ENCRUCIJADA EN LA LLUVIA
F.J. CALVENTE
Quiero salir, pero no salgo.
Estoy fuera, pero no abajo. En el balcón o en un intermedio, entre una
posibilidad posible o esta imposible perspectiva. Hierros negros limitan el
vacío. Veo la calle, el día, este sábado, los embates de un otoño decidido,
riguroso, exigido a su precepto. Un poco arriba, suspendido, yo, pero no abajo,
en la calle. La Alameda. La voluntad de ir a ella, los lloros previos que
demoran mi pretensión. Veo. Detenido ante la encrucijada. Siento el frío de los
fierros, los muchos yerros del pasado que ahora no advierto como verdaderos.
Límites y avanzadillas. Retrocesos. Cierro los ojos. Inspiro el hálito de la
mañana, mañana ya avanzada, moribunda. Huelo a tierra mojada, a siembras y
recolecciones al mismo tiempo, e imagino los suelos roturados como las arrugas
de los tiempos que cruzan mi cara, o igual a esas imperturbables líneas de mármol
de la Alameda, o de los bordillos de esta travesía de San Francisco de Asís, términos
precisos, necesarios para el equilibrio. Mis pies se hunden en la tierra de la evocación.
Barros. La nostalgia es una arena movediza, asentada entre los lodos de la
existencia. Un instante, y otro, y otro más… Pero esta reunión de instantes
crea, bien es verdad que no aquello de un lapso concreto, probado, izado ya en
recuerdo, tejido con el tañido de las resonancias en recónditos pliegues de mis
adentros, de los intangibles, de los sensibles, edifica en esta visión desde mi
mirador, lo siento, otro instante para en seguida deshacerlo. Otro instante acicalado
con el color del cielo, de cenizas, desánimos, sigilos contrariados. Un
pensamiento cruza igual de raudo mi mente, o refleja aquí una de aquellas vibrantes
resonancias, ecos del alma. Acaso sea este lo importante, el instante, el
momento, o la logia de los instantes, de los momentos, uno, y otro, y otro más.

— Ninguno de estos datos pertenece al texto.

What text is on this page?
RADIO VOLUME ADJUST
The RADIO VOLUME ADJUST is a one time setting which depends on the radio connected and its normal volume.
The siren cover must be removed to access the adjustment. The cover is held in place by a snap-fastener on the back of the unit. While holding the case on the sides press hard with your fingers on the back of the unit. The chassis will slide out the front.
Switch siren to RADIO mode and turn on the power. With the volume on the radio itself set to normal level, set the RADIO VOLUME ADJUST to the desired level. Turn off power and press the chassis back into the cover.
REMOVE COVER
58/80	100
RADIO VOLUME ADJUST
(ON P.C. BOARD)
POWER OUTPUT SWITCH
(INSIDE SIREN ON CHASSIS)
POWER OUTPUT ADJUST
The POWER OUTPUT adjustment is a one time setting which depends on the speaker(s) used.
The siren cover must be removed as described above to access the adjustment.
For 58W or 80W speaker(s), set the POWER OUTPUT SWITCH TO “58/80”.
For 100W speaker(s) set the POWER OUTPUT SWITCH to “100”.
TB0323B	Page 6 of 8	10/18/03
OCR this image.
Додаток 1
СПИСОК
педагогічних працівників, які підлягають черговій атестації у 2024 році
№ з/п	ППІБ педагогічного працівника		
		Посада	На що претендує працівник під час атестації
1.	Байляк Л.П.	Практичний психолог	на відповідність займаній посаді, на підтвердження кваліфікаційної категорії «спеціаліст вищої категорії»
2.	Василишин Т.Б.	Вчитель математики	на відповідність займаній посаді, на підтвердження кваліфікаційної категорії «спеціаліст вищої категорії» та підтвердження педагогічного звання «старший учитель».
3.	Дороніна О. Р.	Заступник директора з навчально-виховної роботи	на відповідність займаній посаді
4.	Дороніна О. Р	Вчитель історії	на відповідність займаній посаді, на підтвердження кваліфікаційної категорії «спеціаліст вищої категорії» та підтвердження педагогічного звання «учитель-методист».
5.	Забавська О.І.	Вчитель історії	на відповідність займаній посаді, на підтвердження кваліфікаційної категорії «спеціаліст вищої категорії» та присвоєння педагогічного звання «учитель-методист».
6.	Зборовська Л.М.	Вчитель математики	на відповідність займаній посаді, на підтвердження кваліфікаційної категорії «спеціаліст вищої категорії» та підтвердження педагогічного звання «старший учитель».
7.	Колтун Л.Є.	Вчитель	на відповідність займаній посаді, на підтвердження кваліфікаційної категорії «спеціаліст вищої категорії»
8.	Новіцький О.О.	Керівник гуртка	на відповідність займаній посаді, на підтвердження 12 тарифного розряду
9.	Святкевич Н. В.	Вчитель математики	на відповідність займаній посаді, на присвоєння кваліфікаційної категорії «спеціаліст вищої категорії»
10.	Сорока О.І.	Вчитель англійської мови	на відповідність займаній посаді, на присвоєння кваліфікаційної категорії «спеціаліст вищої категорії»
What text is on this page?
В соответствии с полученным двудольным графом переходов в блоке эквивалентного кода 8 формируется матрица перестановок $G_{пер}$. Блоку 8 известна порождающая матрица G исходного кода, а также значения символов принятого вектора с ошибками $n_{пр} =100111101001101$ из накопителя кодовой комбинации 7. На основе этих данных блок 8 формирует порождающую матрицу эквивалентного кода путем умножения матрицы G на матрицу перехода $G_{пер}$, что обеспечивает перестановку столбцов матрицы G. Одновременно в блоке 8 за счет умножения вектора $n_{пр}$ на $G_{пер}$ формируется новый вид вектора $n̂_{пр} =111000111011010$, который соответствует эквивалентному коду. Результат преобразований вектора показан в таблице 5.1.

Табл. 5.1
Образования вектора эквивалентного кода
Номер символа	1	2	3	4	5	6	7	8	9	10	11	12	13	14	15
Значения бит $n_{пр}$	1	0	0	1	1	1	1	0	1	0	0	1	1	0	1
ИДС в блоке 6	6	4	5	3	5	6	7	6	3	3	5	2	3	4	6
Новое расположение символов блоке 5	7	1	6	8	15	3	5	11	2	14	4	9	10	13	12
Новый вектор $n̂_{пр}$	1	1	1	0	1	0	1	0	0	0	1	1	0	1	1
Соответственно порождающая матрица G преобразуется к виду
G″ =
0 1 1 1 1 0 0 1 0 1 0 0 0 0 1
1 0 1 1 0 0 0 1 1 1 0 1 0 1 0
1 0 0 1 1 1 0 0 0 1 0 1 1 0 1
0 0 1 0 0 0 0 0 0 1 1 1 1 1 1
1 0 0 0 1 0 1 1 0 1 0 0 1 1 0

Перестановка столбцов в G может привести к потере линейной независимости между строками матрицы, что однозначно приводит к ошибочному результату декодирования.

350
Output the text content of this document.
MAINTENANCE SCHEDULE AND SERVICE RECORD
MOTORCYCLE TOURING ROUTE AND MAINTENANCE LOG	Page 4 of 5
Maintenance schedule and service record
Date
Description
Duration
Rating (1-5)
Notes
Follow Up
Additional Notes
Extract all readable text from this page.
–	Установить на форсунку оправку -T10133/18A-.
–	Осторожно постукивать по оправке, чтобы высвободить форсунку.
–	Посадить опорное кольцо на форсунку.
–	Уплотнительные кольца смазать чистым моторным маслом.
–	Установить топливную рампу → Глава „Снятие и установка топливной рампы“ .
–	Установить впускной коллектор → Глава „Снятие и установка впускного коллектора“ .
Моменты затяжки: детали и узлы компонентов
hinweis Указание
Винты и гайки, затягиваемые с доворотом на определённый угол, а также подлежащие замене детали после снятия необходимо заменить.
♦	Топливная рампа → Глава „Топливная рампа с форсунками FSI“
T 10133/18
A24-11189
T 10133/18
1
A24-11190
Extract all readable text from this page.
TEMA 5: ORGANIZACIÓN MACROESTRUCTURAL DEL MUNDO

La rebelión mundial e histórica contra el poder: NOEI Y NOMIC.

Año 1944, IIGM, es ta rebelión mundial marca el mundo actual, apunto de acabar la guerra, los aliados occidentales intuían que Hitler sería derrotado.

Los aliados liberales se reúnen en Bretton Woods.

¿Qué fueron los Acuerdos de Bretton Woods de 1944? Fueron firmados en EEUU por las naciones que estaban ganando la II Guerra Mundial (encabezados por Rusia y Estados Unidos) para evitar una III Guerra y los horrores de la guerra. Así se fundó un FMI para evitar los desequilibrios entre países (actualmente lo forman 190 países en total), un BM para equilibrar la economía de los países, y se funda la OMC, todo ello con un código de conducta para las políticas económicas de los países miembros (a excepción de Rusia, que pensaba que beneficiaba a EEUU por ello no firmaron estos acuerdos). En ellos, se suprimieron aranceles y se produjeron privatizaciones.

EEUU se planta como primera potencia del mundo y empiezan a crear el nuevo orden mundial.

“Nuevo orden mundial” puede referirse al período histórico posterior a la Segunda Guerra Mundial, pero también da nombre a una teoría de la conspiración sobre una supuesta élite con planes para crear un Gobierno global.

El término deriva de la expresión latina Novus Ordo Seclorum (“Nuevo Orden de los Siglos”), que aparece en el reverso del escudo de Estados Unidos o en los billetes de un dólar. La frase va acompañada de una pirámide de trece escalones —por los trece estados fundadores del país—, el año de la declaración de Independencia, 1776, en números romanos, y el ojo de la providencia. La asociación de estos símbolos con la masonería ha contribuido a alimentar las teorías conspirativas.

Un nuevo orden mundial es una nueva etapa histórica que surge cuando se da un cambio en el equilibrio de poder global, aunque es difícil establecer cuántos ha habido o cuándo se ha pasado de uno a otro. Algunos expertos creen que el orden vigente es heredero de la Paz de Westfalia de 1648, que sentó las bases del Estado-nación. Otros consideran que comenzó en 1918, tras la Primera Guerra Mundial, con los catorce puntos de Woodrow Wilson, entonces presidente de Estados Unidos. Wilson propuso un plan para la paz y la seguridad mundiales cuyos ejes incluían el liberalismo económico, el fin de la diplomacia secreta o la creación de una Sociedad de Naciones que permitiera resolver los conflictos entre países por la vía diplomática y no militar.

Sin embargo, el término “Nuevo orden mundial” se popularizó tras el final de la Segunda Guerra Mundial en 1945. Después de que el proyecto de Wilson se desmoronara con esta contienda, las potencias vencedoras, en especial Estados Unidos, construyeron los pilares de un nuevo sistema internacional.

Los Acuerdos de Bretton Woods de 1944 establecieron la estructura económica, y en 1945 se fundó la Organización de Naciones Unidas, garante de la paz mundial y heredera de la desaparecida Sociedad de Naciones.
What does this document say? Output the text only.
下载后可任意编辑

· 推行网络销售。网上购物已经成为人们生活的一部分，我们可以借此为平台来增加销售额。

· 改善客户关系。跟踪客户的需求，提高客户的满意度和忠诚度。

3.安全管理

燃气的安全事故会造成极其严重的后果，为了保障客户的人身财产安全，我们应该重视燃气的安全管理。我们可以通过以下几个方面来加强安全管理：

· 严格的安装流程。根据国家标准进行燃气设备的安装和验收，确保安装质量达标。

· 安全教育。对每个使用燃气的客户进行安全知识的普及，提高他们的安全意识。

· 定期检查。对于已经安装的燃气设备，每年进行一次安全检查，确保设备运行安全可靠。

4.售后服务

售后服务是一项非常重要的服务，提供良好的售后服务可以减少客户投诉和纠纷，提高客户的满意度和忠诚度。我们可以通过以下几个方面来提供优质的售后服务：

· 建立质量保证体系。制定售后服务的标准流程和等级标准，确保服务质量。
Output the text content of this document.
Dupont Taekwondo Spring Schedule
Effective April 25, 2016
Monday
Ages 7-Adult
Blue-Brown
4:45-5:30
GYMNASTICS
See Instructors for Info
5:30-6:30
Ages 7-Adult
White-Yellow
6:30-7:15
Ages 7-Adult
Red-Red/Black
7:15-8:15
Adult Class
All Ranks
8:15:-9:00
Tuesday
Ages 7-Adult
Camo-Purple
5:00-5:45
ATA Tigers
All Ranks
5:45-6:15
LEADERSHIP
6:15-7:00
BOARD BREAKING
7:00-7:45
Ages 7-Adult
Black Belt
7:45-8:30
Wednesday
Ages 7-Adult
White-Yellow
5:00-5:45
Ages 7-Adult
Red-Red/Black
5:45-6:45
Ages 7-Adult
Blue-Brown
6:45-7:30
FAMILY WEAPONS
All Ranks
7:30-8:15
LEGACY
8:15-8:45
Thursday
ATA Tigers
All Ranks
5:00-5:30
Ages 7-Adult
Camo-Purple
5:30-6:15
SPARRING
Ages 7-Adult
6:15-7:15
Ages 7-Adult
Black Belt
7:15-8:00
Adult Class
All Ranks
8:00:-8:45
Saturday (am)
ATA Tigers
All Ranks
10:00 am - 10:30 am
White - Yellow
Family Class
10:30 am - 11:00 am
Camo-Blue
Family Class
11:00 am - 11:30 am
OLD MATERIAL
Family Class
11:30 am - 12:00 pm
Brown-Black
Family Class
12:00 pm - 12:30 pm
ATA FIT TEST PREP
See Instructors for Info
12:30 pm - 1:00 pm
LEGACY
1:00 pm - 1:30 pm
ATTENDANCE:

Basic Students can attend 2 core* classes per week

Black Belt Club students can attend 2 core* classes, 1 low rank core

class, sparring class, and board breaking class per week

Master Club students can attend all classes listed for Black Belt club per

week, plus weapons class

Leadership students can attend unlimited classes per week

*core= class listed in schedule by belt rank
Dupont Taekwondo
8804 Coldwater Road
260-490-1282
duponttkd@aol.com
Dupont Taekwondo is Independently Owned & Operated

Me pregunto por qué, obviando que lo sé. La belleza se modela de instantes,
cristalizándose para arrancar de ellos mismos la luz con la que esplenden la
fugacidad, que no es causa sino efecto, una fugacidad en la que se expande el
Universo, infinito, infinitesimal. Magia. Sueño. Entonces abro los ojos. Un
instante, cae un pentagrama de uno de los árboles, una hoja que se viste de un
ocre inaugural, y otra, y otra más, insólitas en la enormidad verde, mixtura de
verdes umbríos y de níveos verdes, como el océano de otoño en la refracción de retraídas
brazadas de sol tras el nublado. Y otro instante, fusilazos de sombras plomizas,
desaguadas por la deprimida cal de las paredes, muros húmedos que vierten en
las piedras hermanas de la calle la lápida grisácea del cielo, paredes
franciscanas, una, y otra, y otra más, serenas, de sencilla geometría, amables.
Tejados que espejean el otoño. Y otro instante más, acompasadas lágrimas, tímidas,
lloran las nubes, de rápida enseñanza, de arrastres, con vocación de
inmensidad, piélagos futuros. La primera gota cae en mi ojo, reunida a otras
con sabor a mar y a ternuras; otra en los labios, una invitación al silencio, la
insistencia de oír el momento, o los momentos. Instantes. Bellos instantes o la
métrica de la Belleza. Instantes en la encrucijada, transgrediendo cuanto
verdadero acopia el pasado, al pie de la Alameda, en mi balcón, solvencia del
presente, en mi casa, dentro pero también fuera. Instantes que dicen: “Chissssshh… estoy escuchando la lluvia”.